Many patients hear so much information at their medical appointments that it can be difficult to remember everything, said Dr. Kabarriti. Chatbots could potentially be useful by “re-emphasizing” some of the general ideas from these discussions, he added.
Expanding medical applications for chatbots
The new studies “are among the first to explore how large language models can be used in cancer research and care,” Dr. Butte said, adding that he expects many more to follow.
Chatbots have already shown promise in health communication. In one study, researchers found that AI-based tools wrote empathetic responses to patients’ questions that had been posted in an online forum. The findings, they said, suggest that AI might be able to help busy physicians draft email responses to patients.
And after ChatGPT-3.5 recently passed parts of a medical licensing exam, some researchers suggested that large language models may be able to assist with medical education and potentially with clinical decision-making.

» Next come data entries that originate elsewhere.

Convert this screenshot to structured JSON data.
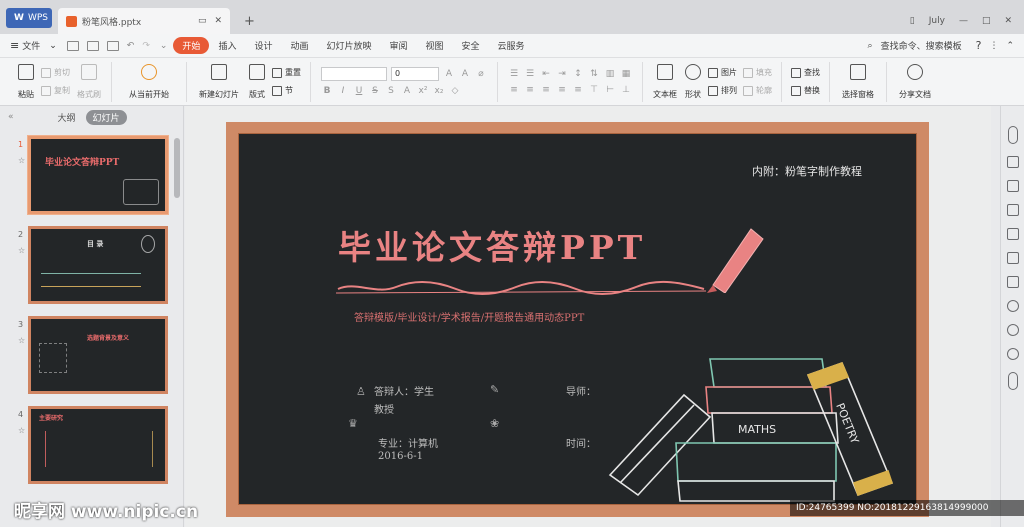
{
  "titlebar": {
    "app_tab": "WPS",
    "doc_tab": "粉笔风格.pptx",
    "new_tab": "+",
    "user": "July"
  },
  "menubar": {
    "file": "文件",
    "items": [
      "开始",
      "插入",
      "设计",
      "动画",
      "幻灯片放映",
      "审阅",
      "视图",
      "安全",
      "云服务"
    ],
    "active_index": 0,
    "search": "查找命令、搜索模板",
    "help": "?"
  },
  "ribbon": {
    "paste": "粘贴",
    "cut": "剪切",
    "copy": "复制",
    "format_painter": "格式刷",
    "play_from_current": "从当前开始",
    "new_slide": "新建幻灯片",
    "layout": "版式",
    "reset": "重置",
    "section": "节",
    "font_size": "0",
    "textbox": "文本框",
    "shape": "形状",
    "picture": "图片",
    "fill": "填充",
    "arrange": "排列",
    "outline": "轮廓",
    "find": "查找",
    "replace": "替换",
    "select_pane": "选择窗格",
    "share": "分享文档"
  },
  "sidebar": {
    "tab_outline": "大纲",
    "tab_slides": "幻灯片",
    "thumbs": [
      {
        "num": "1",
        "title": "毕业论文答辩PPT"
      },
      {
        "num": "2",
        "title": "目 录"
      },
      {
        "num": "3",
        "title": "选题背景及意义"
      },
      {
        "num": "4",
        "title": "主要研究"
      }
    ]
  },
  "slide": {
    "note": "内附：粉笔字制作教程",
    "title": "毕业论文答辩PPT",
    "desc": "答辩模版/毕业设计/学术报告/开题报告通用动态PPT",
    "presenter_label": "答辩人：学生",
    "advisor_label": "导师：",
    "advisor_name": "教授",
    "major": "专业：计算机",
    "date_label": "时间：",
    "date": "2016-6-1",
    "book1": "MATHS",
    "book2": "POETRY"
  },
  "watermark": {
    "site": "昵享网 www.nipic.cn",
    "id": "ID:24765399 NO:20181229163814999000"
  },
  "colors": {
    "accent": "#e85a36",
    "board": "#232628",
    "frame": "#cf8a66",
    "chalk_pink": "#e98383"
  }
}
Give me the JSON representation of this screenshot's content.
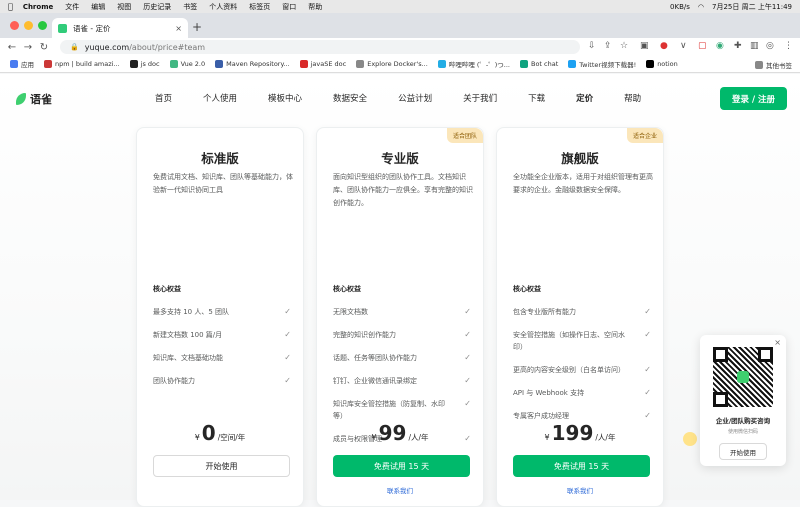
{
  "menubar": {
    "app": "Chrome",
    "items": [
      "文件",
      "编辑",
      "视图",
      "历史记录",
      "书签",
      "个人资料",
      "标签页",
      "窗口",
      "帮助"
    ],
    "datetime": "7月25日 周二 上午11:49",
    "net": "0KB/s"
  },
  "tab": {
    "title": "语雀 - 定价",
    "close": "×",
    "new": "+"
  },
  "address": {
    "host": "yuque.com",
    "path": "/about/price#team"
  },
  "bookmarks": [
    "应用",
    "npm | build amazi...",
    "js doc",
    "Vue 2.0",
    "Maven Repository...",
    "javaSE doc",
    "Explore Docker's...",
    "哔哩哔哩 (゜-゜)つ...",
    "Bot chat",
    "Twitter视频下载器!",
    "notion"
  ],
  "bookmarks_other": "其他书签",
  "site": {
    "logo": "语雀",
    "nav": [
      "首页",
      "个人使用",
      "模板中心",
      "数据安全",
      "公益计划",
      "关于我们",
      "下载",
      "定价",
      "帮助"
    ],
    "login": "登录 / 注册"
  },
  "features_title": "核心权益",
  "plans": [
    {
      "name": "标准版",
      "tag": "",
      "desc": "免费试用文档、知识库、团队等基础能力，体验新一代知识协同工具",
      "features": [
        "最多支持 10 人、5 团队",
        "新建文档数 100 篇/月",
        "知识库、文档基础功能",
        "团队协作能力"
      ],
      "currency": "¥",
      "price": "0",
      "unit": "/空间/年",
      "button": "开始使用",
      "contact": ""
    },
    {
      "name": "专业版",
      "tag": "适合团队",
      "desc": "面向知识型组织的团队协作工具。文档知识库、团队协作能力一应俱全。享有完整的知识创作能力。",
      "features": [
        "无限文档数",
        "完整的知识创作能力",
        "话题、任务等团队协作能力",
        "钉钉、企业微信通讯录绑定",
        "知识库安全管控措施（防复制、水印等）",
        "成员与权限管理"
      ],
      "currency": "¥",
      "price": "99",
      "unit": "/人/年",
      "button": "免费试用 15 天",
      "contact": "联系我们"
    },
    {
      "name": "旗舰版",
      "tag": "适合企业",
      "desc": "全功能全企业版本，适用于对组织管理有更高要求的企业。金融级数据安全保障。",
      "features": [
        "包含专业版所有能力",
        "安全管控措施（如操作日志、空间水印）",
        "更高的内容安全级别（白名单访问）",
        "API 与 Webhook 支持",
        "专属客户成功经理"
      ],
      "currency": "¥",
      "price": "199",
      "unit": "/人/年",
      "button": "免费试用 15 天",
      "contact": "联系我们"
    }
  ],
  "qr": {
    "title": "企业/团队购买咨询",
    "sub": "使用微信扫码",
    "button": "开始使用",
    "close": "×"
  }
}
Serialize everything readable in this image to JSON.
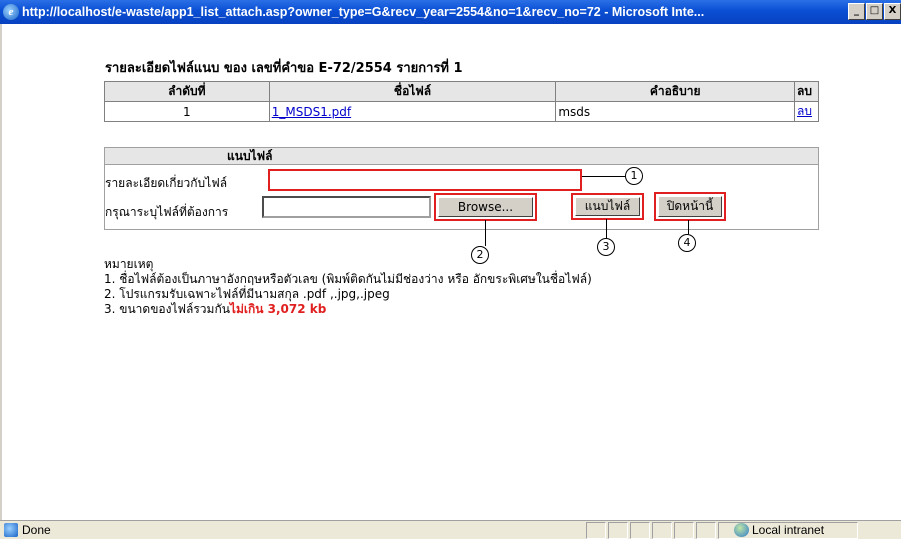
{
  "window": {
    "title": "http://localhost/e-waste/app1_list_attach.asp?owner_type=G&recv_year=2554&no=1&recv_no=72 - Microsoft Inte...",
    "minimize": "_",
    "maximize": "□",
    "close": "X"
  },
  "heading": "รายละเอียดไฟล์แนบ ของ เลขที่คำขอ E-72/2554 รายการที่ 1",
  "table": {
    "headers": [
      "ลำดับที่",
      "ชื่อไฟล์",
      "คำอธิบาย",
      "ลบ"
    ],
    "rows": [
      {
        "index": "1",
        "file": "1_MSDS1.pdf",
        "description": "msds",
        "delete": "ลบ"
      }
    ]
  },
  "form": {
    "title": "แนบไฟล์",
    "desc_label": "รายละเอียดเกี่ยวกับไฟล์",
    "desc_value": "",
    "file_label": "กรุณาระบุไฟล์ที่ต้องการ",
    "file_value": "",
    "browse_label": "Browse...",
    "attach_label": "แนบไฟล์",
    "close_label": "ปิดหน้านี้"
  },
  "callouts": [
    "1",
    "2",
    "3",
    "4"
  ],
  "notes": {
    "title": "หมายเหตุ",
    "line1": "1. ชื่อไฟล์ต้องเป็นภาษาอังกฤษหรือตัวเลข (พิมพ์ติดกันไม่มีช่องว่าง หรือ อักขระพิเศษในชื่อไฟล์)",
    "line2": "2. โปรแกรมรับเฉพาะไฟล์ที่มีนามสกุล .pdf ,.jpg,.jpeg",
    "line3_prefix": "3. ขนาดของไฟล์รวมกัน",
    "line3_limit": "ไม่เกิน 3,072 kb"
  },
  "status": {
    "text": "Done",
    "zone": "Local intranet"
  },
  "colors": {
    "titlebar": "#0a4fd4",
    "highlight_red": "#e02020",
    "link": "#0000cc"
  }
}
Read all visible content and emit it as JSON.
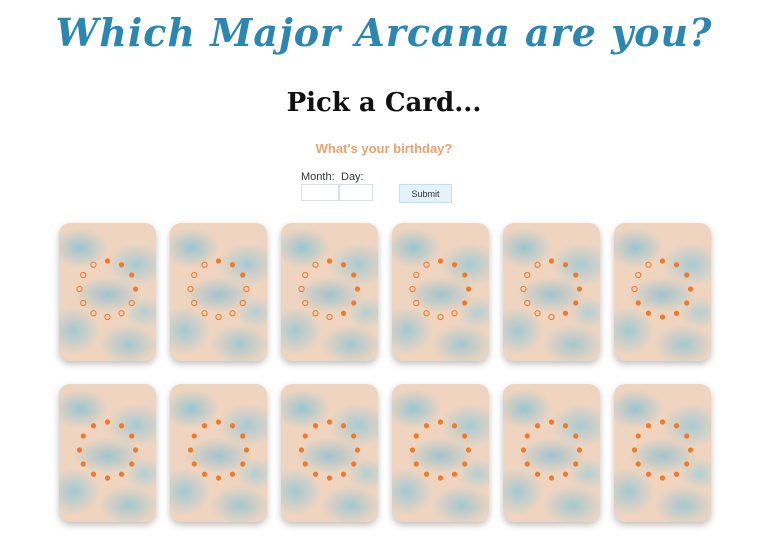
{
  "header": {
    "title": "Which Major Arcana are you?",
    "subtitle": "Pick a Card...",
    "question": "What's your birthday?"
  },
  "form": {
    "month_label": "Month:",
    "day_label": "Day:",
    "month_value": "",
    "day_value": "",
    "submit_label": "Submit"
  },
  "colors": {
    "accent": "#2b87b0",
    "dots": "#f07a2a",
    "question": "#f0a06a",
    "card_base": "#efd5c0",
    "card_blue": "#8cc3d2"
  },
  "cards": {
    "count": 12,
    "rows": 2,
    "per_row": 6,
    "filled_dots_per_card": [
      4,
      3,
      6,
      5,
      6,
      9,
      12,
      12,
      12,
      12,
      12,
      12
    ]
  }
}
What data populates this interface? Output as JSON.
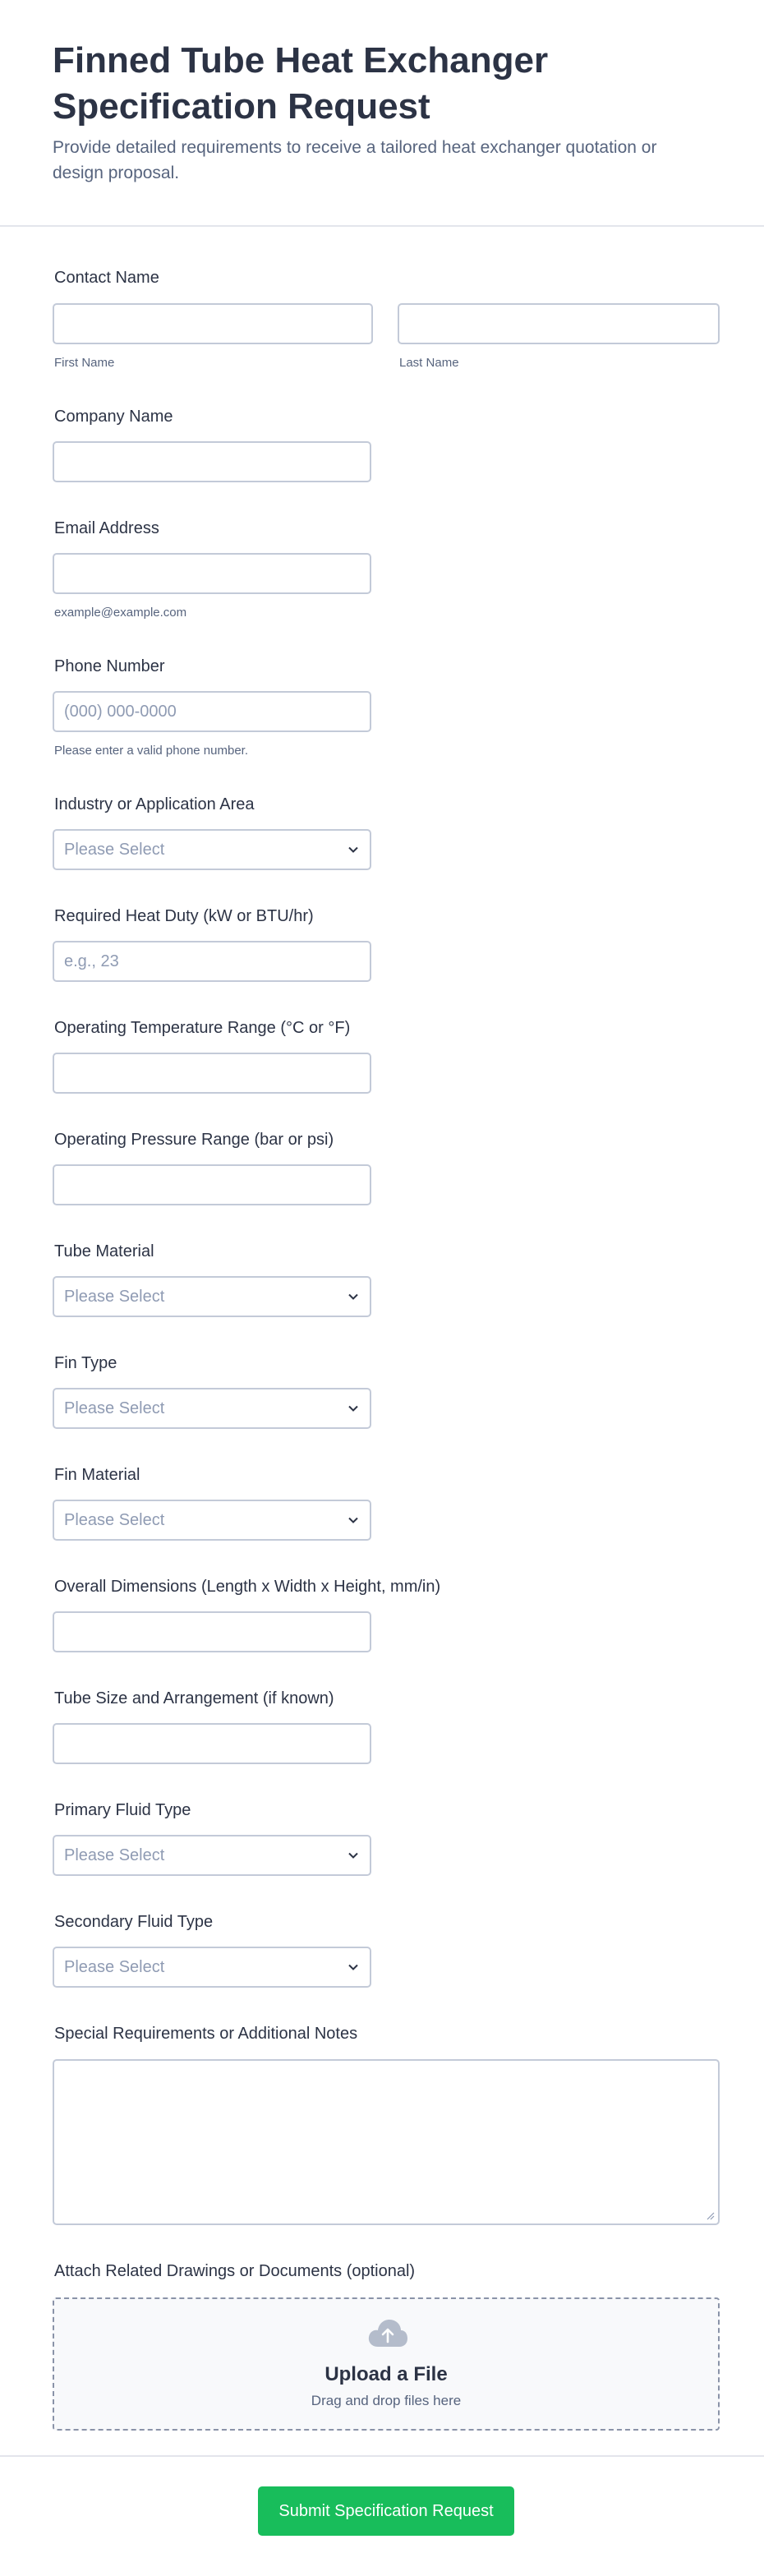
{
  "form": {
    "title": "Finned Tube Heat Exchanger Specification Request",
    "subtitle": "Provide detailed requirements to receive a tailored heat exchanger quotation or design proposal."
  },
  "contact": {
    "label": "Contact Name",
    "first_sublabel": "First Name",
    "last_sublabel": "Last Name",
    "first_value": "",
    "last_value": ""
  },
  "company": {
    "label": "Company Name",
    "value": ""
  },
  "email": {
    "label": "Email Address",
    "value": "",
    "sublabel": "example@example.com"
  },
  "phone": {
    "label": "Phone Number",
    "placeholder": "(000) 000-0000",
    "sublabel": "Please enter a valid phone number."
  },
  "industry": {
    "label": "Industry or Application Area",
    "selected": "Please Select"
  },
  "heat_duty": {
    "label": "Required Heat Duty (kW or BTU/hr)",
    "placeholder": "e.g., 23"
  },
  "temperature": {
    "label": "Operating Temperature Range (°C or °F)",
    "value": ""
  },
  "pressure": {
    "label": "Operating Pressure Range (bar or psi)",
    "value": ""
  },
  "tube_material": {
    "label": "Tube Material",
    "selected": "Please Select"
  },
  "fin_type": {
    "label": "Fin Type",
    "selected": "Please Select"
  },
  "fin_material": {
    "label": "Fin Material",
    "selected": "Please Select"
  },
  "dimensions": {
    "label": "Overall Dimensions (Length x Width x Height, mm/in)",
    "value": ""
  },
  "tube_size": {
    "label": "Tube Size and Arrangement (if known)",
    "value": ""
  },
  "primary_fluid": {
    "label": "Primary Fluid Type",
    "selected": "Please Select"
  },
  "secondary_fluid": {
    "label": "Secondary Fluid Type",
    "selected": "Please Select"
  },
  "notes": {
    "label": "Special Requirements or Additional Notes",
    "value": ""
  },
  "attachments": {
    "label": "Attach Related Drawings or Documents (optional)",
    "upload_title": "Upload a File",
    "upload_hint": "Drag and drop files here"
  },
  "submit": {
    "label": "Submit Specification Request"
  },
  "colors": {
    "accent": "#18bd5b",
    "text": "#2c3345",
    "muted": "#57647e",
    "border": "#c3cad8",
    "placeholder": "#8f9bb3"
  },
  "icons": {
    "select_arrow": "chevron-down-icon",
    "upload": "cloud-upload-icon",
    "resize": "resize-handle-icon"
  }
}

But chatbots might be better able to answer questions on a licensing exam than to respond to medical questions asked by individual patients, Dr. Bitterman noted. Her concern is that patients might take advice from a chatbot at face value.
“The promise of AI technology is really exciting, but we cannot compromise on patient safety,” she said. “We have to take the time to optimize these large language models and evaluate their performance and safety now.”
Developing new AI systems for seeking cancer information
AI technology is changing so rapidly that some of the chatbots the researchers evaluated may already be out of date.
Just as AI evolves, cancer treatment recommendations can also change. The organizations and companies developing AI technology need to figure out how to ensure that chatbots draw on the latest medical knowledge, several experts said.
Learning more about how AI is currently being used to search for cancer information would help inform decisions about future AI systems, noted Dr. Chou.
And as these systems are built, she continued, developers need to be aware that decisions such as which data are used to “train” the language models can have consequences. If those data exclude certain patient groups, for instance, that bias will be reflected in the responses.
“As a community, we need to develop benchmarks and standards for how we are going to evaluate these models as we start moving toward more clinical applications,” Dr. Bitterman said.